Qannaq, un tempo nota come Thule, è un centro abitato della Groenlandia, uno dei più settentrionali del mondo, che dista appena 1300 km dal Polo Nord.
Nel romanzo di Sam Miller La città dell’Orca, però, Qannaq è una città galleggiante fondata da un’alleanza ribelle di aziende ed entità governative di vari Paesi. Costruita imparando dai disastri a cui sono andati incontri numerosi tentativi precedenti, la città è un asterisco a otto bracci; il suo hub centrale è costruito su un condotto geotermico sottomarino che le fornisce buona parte dell’elettricità e del calore. Altre fonti rinnovabili, energia solare e delle maree, completano le necessità del milione di profughi che vi abitano.
Il romanzo di Miller è profondamente suggestivo e coinvolgente, Qannaq è un luogo di contraddizioni che devono, ad ogni costo, convivere perché è l’unico punto di approdo e di speranza per gran parte di un’umanità dispersa dalla crisi climatica, che ha subito il crollo delle megalopoli, ed è stata vittima di ogni sorta di guerre civili e di classe.
Le tematiche esplorate da Miller sono numerose: le problematiche ambientali, la tecnologia, i conflitti sociali che i profughi si sono portati dietro e che inevitabilmente riemergono e che, inevitabilmente, ricreano gruppi di poteri sotterranei come associazioni malavitose e così via. A costruire Qannaq, infatti, hanno contribuito in grande misura gli azionisti, un gruppo di super ricchi che l’hanno tenuta come ultimo rifugio dove mettersi in salvo quando megacittà come New York, già piegate dalla crisi climatica, sono state distrutte durante i conflitti scoppiati a causa delle iniquità sociali. All’insaputa di gran parte della popolazione, gli azionisti vivono nelle ricche suite di Qannaq senza mettersi troppo in evidenza, considerato che molti profughi sono senza tetto che dormono, pagando, in cassoni disposti su zattere e barconi.
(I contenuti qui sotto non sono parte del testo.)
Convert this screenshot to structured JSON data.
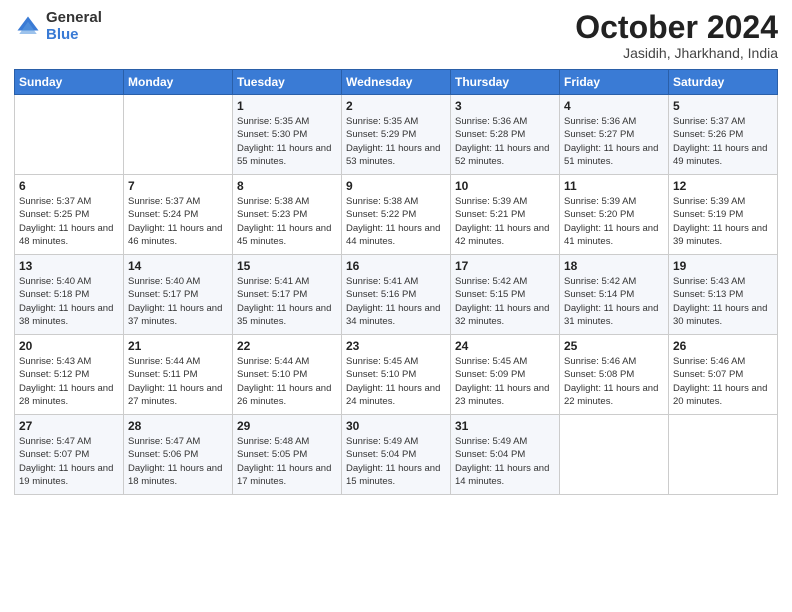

La disparità sociale ha ricreato poteri sotterranei e associazioni malavitose.
Per evitare conflitti sociali, la città è gestita da IA di vario livello e le decisioni umane sono ridotte all’osso e per lo più di facciata: tutto è regolato sulla base di calcoli tra vantaggi e svantaggi effettuati da software.
Anche se la protagonista della storia è Qaanaaq, con i suoi luoghi, le etnie, gli usi, i combattenti sulla trave, gli scalatori che si arrampicano lungo gli edifici individuando gli appigli e le strette ringhiere dove passare, i pattinatori che portano messaggi da un braccio all’altro, la vicenda è vista da alcuni punti di vista ricorrenti, e a capitoli alterni impariamo a conoscere diversi personaggi.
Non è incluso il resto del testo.